Le visiteur est accueilli (ou mis en garde) par une reproduction de la célèbre mosaïque de chien qui se trouvait dans la ville romaine antique et qui fut enterrée par la cendre pendant l'éruption. La mise en garde, Cave Canen, "Attention au chien" se retrouvait fréquemment à l’entrée des habitations de Pompéi.L'espace muséal consacré à l'exposition est plutôt réduit et les objets exposés sont restreints. C'est logique étant donné l'ampleur des destructions mais il est un peu décevant de remarquer des fruits et légumes en plastique disposés sur une étagère et des reproductions de fresque sur les murs, même si elles sont magnifiquement reconstituées, tout autant que la frise qui borde le parquet, en suivant un plan inspiré de la Villa des Mystères qui est une villa romaine antique située à 300 m de la porte d'Herculanum et du mur nord de la cité antique de Pompéi.De caractère rustique-résidentiel, elle fut retrouvée en 1909. C'est une des villas les plus visitées du site de Pompéi. Elle est surtout connue pour la série de fresques du triclinium, figurant un culte à mystères.Un demi-pain carbonisé, typique de la Naples du Ier siècle (que l'on suppose authentique puisqu'il est sous vitrine) pourrait susciter de l'émotion s'il n'était pas placé là un peu à l'instar de l'échantillon de roche lunaire ramené par les astronautes d'Apollo que je me souviens avoir vu au cours de ma visite du National Air and Space Museum de Washington.On a exhumé une grande quantité de céréales, toutes carbonisées : orge, épeautre, millet, et puis aussi lentilles, féverole, gousses d’ail, échalote (j'apprends que le nom est dérivé de celui d'Ascalon, un port de Palestine), oignons, olives, figues, amandes, grenade (de très gros grains), noix, dattes, caroube, tout cela absolument noir, sans aucune nuance.

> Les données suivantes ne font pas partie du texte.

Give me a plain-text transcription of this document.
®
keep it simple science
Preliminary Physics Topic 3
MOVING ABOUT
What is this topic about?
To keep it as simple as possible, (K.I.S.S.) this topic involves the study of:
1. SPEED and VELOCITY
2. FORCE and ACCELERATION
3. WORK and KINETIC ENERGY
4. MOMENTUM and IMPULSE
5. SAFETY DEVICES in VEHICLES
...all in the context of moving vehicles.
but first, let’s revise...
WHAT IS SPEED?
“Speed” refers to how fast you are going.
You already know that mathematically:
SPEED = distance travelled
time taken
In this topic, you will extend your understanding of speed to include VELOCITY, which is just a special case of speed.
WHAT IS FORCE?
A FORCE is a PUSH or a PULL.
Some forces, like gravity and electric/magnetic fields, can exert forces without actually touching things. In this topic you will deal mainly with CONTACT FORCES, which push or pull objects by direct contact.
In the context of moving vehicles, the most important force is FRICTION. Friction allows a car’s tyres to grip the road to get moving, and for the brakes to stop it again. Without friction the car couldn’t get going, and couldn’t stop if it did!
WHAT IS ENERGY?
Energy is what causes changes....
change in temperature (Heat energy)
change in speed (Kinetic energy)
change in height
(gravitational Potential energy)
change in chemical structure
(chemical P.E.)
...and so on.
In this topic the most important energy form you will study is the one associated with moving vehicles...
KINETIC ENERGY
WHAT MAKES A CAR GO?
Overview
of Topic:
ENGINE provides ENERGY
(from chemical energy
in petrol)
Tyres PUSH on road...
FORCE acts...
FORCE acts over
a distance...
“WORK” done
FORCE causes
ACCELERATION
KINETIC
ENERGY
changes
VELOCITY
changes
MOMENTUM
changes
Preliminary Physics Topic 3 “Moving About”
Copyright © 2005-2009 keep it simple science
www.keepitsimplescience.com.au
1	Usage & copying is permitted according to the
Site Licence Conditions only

Ces restes archéobotaniques sont montrés pour la première fois. Et pourtant aucune émotion ne se dégage de ces vestiges, à l'inverse d'un moule à gâteau en forme de cœur en bronze. J'apprends à cette occasion que les Romains préfèraient les pâtisseries à base de fromage et enduits de miel qu’ils consommaient à la fin du repas avec des fruits et des friandises. On observe que les privilégiés utilisaient des moules en bronze alors que les personnes plus modestes se contentaient de terre cuite.Tout ce qui concerne la manière dont on se nourrissait fait l'intérêt de l'exposition, et en justifie le titre. les règles d'hospitalité étaient très codifiées. Un proverbe romain signifie avec sagesse qu'il vaut mieux privilégier les petits comités : 7 convives repas, 9 convives, fracas. Les adultes mangeaient allongés, se servant de la main droite avec des fourchettes et des cuillères. Au moment du dessert, on trouve le Bellaria qui est un ensemble de fruits, pâtisserie, miel et confiture.Il est étonnant de constater que les pièces les plus raffinées constitutives de la vaisselle de réception sont incolores, et en verre, qui était alors un produit de luxe.Lors de certaines cérémonies ou pour effectuer des libations, on buvait couramment dans un rhyton, qui est un petit vase en terre cuite ou métal d'une vingtaine de centimètres. Sa forme de corne ou d'animal est très courante dans la culture romaine. Ce rhyton à tête de cerf (ci-dessus) est un bronze et date du I° siècle.Les commissaires ont jugé utiles d'expliquer en quoi consiste l'archéobotanique. Elle rassemble les disciplines scientifiques étudiant les vestiges d'origine végétale en relation avec les sociétés humaines du passé. Les archéobotanistes s'intéressent aux fruits, fraines, feuilles; fleurs, grains de pollen, bois, charbons de bois et phytolithes découverts dans les sites archéologiques. Les carpologues sont eux spécialisés dans l'analyse des fruits, graines alimentaires et condiments tels que ceux présentés dans cette exposition.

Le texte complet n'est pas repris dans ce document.